Curation Standards Documentation
Secondary functional genomics data consists of the results of analyzed experiments in functional genomics. In contrast to primary data stores such as Gene Expression Omnibus (GEO) in which raw experimental data are stored, a secondary data store attempts to collect the results of experimental design and decision-making process of the researcher so that one may interpret and integrate the gene set centered outcomes of the studies. Controlling the quality and validity of the large-scale analysis of secondary data requires the enforcement of interpretable standards for gene set construction and description. GeneWeaver’s use of discrete analysis eliminates many barriers to the integration of heterogeneous data sets across species and experiments. However, it is important for users to be able to rapidly interpret the nature of gene sets retrieved from the site, requiring a minimal standard for metadata associated with secondary data. For this purpose, both unstructured textual descriptions of the data and structured ontology annotations to the terms in these descriptions are used to define gene sets. In the interest of encouraging submission we are cautious not to be too prescriptive or burdensome to users, but rather to provide guidelines on standards used by internal curators to assess data quality and clarity to enable rapid acceptance of community submissions to the data repository.
Curation Tiers
Tier Name | Curator Description |
---|---|
Tier I | Public Resource Grade Resource GeneWeaver Large data sets primarily curated by their parent resource.
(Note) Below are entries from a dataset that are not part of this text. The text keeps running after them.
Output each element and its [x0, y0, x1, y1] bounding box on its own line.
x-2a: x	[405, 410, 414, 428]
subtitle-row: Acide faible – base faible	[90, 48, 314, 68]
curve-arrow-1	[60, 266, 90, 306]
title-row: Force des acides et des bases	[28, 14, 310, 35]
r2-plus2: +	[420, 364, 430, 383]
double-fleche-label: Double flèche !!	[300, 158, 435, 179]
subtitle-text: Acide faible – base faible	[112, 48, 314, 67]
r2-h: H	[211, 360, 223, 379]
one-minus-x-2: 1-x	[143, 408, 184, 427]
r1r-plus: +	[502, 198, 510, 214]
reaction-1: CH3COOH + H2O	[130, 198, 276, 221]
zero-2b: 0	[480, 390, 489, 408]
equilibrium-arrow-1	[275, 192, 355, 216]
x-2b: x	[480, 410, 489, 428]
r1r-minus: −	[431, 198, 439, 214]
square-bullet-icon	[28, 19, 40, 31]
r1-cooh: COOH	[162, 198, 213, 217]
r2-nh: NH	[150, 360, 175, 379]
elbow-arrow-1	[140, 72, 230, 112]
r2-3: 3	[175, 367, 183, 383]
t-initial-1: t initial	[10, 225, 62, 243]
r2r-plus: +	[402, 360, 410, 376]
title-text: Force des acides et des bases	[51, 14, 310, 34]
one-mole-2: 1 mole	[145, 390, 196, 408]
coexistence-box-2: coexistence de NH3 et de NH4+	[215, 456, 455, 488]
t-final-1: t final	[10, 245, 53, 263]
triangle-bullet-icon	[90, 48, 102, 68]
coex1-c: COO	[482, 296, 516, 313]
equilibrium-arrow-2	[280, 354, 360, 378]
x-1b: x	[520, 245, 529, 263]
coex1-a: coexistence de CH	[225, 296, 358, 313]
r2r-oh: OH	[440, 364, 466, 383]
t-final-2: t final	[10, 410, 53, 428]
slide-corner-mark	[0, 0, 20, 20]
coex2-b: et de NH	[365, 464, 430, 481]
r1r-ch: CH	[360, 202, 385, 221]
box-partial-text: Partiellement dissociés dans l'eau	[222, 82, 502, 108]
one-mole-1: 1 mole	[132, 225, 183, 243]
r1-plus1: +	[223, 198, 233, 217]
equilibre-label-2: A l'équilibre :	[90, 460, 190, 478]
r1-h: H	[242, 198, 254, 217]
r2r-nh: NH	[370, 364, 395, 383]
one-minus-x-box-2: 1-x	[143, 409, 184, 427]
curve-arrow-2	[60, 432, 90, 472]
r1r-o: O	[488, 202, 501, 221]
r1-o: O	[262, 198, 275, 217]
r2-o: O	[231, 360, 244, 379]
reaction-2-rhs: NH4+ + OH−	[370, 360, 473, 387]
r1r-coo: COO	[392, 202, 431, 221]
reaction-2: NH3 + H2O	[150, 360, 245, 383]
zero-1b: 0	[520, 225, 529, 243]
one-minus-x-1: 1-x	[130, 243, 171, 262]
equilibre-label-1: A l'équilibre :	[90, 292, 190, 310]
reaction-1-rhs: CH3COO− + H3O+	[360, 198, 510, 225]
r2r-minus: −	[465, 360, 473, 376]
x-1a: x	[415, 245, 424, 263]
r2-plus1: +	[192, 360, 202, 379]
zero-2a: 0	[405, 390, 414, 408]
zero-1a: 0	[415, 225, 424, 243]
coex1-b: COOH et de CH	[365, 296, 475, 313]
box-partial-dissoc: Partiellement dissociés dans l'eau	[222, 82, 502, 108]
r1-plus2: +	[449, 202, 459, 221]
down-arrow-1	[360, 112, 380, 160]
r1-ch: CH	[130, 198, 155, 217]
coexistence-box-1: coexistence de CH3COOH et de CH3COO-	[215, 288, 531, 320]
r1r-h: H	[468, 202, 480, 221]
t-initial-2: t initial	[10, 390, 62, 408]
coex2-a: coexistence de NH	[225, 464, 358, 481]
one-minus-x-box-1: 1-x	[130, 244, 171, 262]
GeneWeaver ensures consistency of metadata (gene annotations to KEGG, MP and GO, curated functional associations in the Neuroinformatics Framework, Comparative Toxicogenomics Database) |
Tier II | Machine-Generated from public sources GeneWeaver Gene sets resulting from genome analysis, not otherwise published in total, e.g. gene co-expression to behavior from GeneNetwork.org, QTL positional candidates from MGI. GeneWeaver curators examine data and metadata. |
Tier III | Human-Curated GeneWeaver Curated user-deposited data and publication supplements in domains of interest. |
Tier IV | Submitted to Public- Provisional User User-deposited data made available to the public. All Tier IV is examined for promotion to Tier III |
Tier V | Private User and Group data- Uncurated User Data sets deposited for private or group-only analysis |
Tip
GeneSet tiers also have a non-curation meaning, which can be referenced on the GeneSet Tiers page.